Musibah apa saja yang menimpa manusia pastilah disebabkan oleh perbuatannya. Tuhan Mahapengasih karena itu apa pun nikmat yang kita peroleh datangnya dari Yang Mahapenyayang, dan apa pun bencana yang menimpa kita sesungguhnya itu dari prilaku kita senddiri.
Untuk mampu mewujudkan pribadi yang berkelimpahan, manusia harus mampu menerima kenyataan bahwa manusia memiliki kelemahan sehingga dengan begini manusia tetap percaya dengan takdir yang datang dari Tuhan. Kelemahan hakiki manusia adalah:
- Manusia tidak abadi, tidak dapat menembus dimensi ruang dan waktu. Tidak mampu mmemastikan secara persis apa yang akan terjadi besok, bahkan walau sedetik lagi. Tidak sanggup melawan rezim waktu, apalagi membalikkan waktu. Bahkan walaupun terjadi kiamat, bumi luluh-lantak, manusia punah, Tuhan tetap ada dan abadi.
- Manusia tidak sanggup mencegah perubahan yang berlanjut terus menerus, bahkan dirinya sendiri terus berubah baik dalam kesadarannya maupun tanpa disadarinya, baik terhadap apa yang disetujuinya maupun yang ditolaknya. Bahkan kehidupannya diawali oleh ketidak-tahuannya dan tanpa disadarinya. Yang tidak berubah hanya perubahan itu sendiri dan tentunya Sang Mahapencipta.

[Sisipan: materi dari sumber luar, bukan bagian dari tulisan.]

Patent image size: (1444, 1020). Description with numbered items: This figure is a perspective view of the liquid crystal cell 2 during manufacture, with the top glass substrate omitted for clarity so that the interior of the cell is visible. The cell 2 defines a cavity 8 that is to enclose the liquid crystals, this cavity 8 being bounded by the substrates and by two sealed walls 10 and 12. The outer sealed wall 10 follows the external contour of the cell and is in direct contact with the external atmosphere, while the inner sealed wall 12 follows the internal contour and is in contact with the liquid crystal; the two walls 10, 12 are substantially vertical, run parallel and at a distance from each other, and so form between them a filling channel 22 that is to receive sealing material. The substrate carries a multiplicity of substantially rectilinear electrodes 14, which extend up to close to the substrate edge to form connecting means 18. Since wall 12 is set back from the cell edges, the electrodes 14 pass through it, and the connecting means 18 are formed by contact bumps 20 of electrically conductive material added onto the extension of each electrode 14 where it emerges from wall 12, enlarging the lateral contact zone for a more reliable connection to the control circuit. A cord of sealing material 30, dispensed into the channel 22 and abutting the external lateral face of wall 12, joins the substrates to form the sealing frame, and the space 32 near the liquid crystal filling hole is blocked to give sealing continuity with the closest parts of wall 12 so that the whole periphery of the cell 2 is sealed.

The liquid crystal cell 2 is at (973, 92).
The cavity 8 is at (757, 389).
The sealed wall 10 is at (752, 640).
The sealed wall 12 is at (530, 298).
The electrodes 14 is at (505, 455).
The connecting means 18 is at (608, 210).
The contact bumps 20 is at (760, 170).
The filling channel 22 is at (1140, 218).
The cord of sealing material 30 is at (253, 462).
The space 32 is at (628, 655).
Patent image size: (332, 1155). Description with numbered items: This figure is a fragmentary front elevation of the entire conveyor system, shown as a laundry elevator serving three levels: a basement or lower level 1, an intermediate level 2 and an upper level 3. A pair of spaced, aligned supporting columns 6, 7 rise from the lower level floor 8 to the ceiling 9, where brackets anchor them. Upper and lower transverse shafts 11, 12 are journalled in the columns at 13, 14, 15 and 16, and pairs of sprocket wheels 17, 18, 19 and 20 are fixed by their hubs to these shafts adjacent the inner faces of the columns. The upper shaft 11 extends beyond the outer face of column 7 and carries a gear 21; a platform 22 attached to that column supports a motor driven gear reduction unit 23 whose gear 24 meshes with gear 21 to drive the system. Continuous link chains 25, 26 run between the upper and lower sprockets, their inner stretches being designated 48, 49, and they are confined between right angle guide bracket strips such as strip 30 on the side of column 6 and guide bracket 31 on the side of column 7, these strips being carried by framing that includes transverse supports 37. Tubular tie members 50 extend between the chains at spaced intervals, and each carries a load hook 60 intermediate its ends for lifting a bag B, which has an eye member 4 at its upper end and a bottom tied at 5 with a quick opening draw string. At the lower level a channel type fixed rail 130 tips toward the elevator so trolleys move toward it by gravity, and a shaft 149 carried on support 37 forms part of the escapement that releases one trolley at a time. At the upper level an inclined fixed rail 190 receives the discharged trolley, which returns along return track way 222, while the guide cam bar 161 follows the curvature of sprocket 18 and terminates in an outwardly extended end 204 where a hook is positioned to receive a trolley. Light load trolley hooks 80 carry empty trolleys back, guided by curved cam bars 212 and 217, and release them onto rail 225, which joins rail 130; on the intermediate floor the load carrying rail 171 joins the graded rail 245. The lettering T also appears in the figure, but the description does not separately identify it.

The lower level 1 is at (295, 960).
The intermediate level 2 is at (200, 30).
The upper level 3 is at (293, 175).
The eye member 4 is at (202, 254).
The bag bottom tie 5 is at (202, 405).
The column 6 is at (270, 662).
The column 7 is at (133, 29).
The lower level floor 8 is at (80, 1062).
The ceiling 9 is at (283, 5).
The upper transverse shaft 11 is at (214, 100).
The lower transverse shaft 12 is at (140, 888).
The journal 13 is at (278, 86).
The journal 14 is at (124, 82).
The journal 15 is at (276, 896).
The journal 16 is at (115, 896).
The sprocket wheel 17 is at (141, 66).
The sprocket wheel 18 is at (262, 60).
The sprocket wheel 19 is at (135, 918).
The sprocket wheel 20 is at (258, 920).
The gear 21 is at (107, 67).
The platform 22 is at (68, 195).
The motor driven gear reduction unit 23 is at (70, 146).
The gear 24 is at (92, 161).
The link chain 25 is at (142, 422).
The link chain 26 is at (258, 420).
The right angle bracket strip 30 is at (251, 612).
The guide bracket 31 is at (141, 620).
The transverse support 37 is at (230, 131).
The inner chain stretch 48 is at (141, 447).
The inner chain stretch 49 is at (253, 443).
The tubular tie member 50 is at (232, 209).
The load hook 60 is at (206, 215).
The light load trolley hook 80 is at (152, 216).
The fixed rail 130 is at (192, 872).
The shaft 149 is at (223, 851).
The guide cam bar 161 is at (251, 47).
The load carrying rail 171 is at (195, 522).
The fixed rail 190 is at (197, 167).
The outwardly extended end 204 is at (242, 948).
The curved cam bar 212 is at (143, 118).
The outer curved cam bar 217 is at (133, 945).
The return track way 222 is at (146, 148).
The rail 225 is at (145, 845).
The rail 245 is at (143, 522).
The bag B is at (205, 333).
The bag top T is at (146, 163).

- Manusia tidak mampu memastikan dengan tepat apa hasil usaha dan jerih payahnya. Tugas manusia berikhtiar, Tuhan yang menentukan. Jadi, ilmu manusia hanya sedikit dan yang diketahuinya hanyalah fenomena duniawi. Bahkan hanya 5 – 10% dari gen kita yang aktif berfungsi pada suatu periode, sedangkan 90% lagi tidak ada yang tahu bagaimana, walau profesor ahli genetika sekali pun. Ahli genetika menggunakan istilah nyala untuk gen yang sedang aktif dan padam untuk gen yang sedang tidak aktif. Bagaimana tubuh manusia mengatur dan menghasilkan schedules nyala–padam itu, dan bagaimana perannya atas kesuksesan atau kegagalan seseorang, walahualam.
Manusia adalah khalifah, pemimpin, di muka bumi. Pemimpin yang berkelimpahan adalah pemimpin yang siap di depan dan siap di belakang, siap di atas juga siap di bawah, Pemimpin harus berjiwa besar, atau kata teman kita sang Motivator, Mario Teguh, pemimpin itu sifatnya panjang. Sungguh hebat ungkapan tersebut. Kalau boleh saya mempunyai definisi begini: pemimpin itu sifatnya panjang dan tinggi, dalam arti dia mampu berada pada posisi vertical dan horizontal. Dia sanggup berada di depan ketika dibutuhkan, dia sanggup berada di belakang ketika diperlukan. Dia siap berada di puncak dan siap berada di bawah bilamana situasi dan kondisi menghendakinya. Sudah begitukah Gubernur dan Walikota anda, atau para pemimpin kita yang lain?
Manusia yang memiliki jiwa berkelimpahan tidak pernah angkuh, tidak perlu melagak-lagakkan kekayaannya, tidak pernah memamerkan titelnya, tidak merasa pantas meyombongkan keturunannya. Berkelimpahan berarti juga penuh kesabaran. Tangguh menghadapi cobaan, tangguh melawan kezoliman, tangguh mencerna kesemrawutan. Spiritnya tak pernah redup menghadapi kegelapan karena dia yakin habis gelap terbitlah terang, malam akan digantikan oleh siang, kehidupan ini bak bumi yang berputar. Segala sesuatu ada waktunya, tinggal bagaimana kesabaran kita menanti datangnya waktu itu.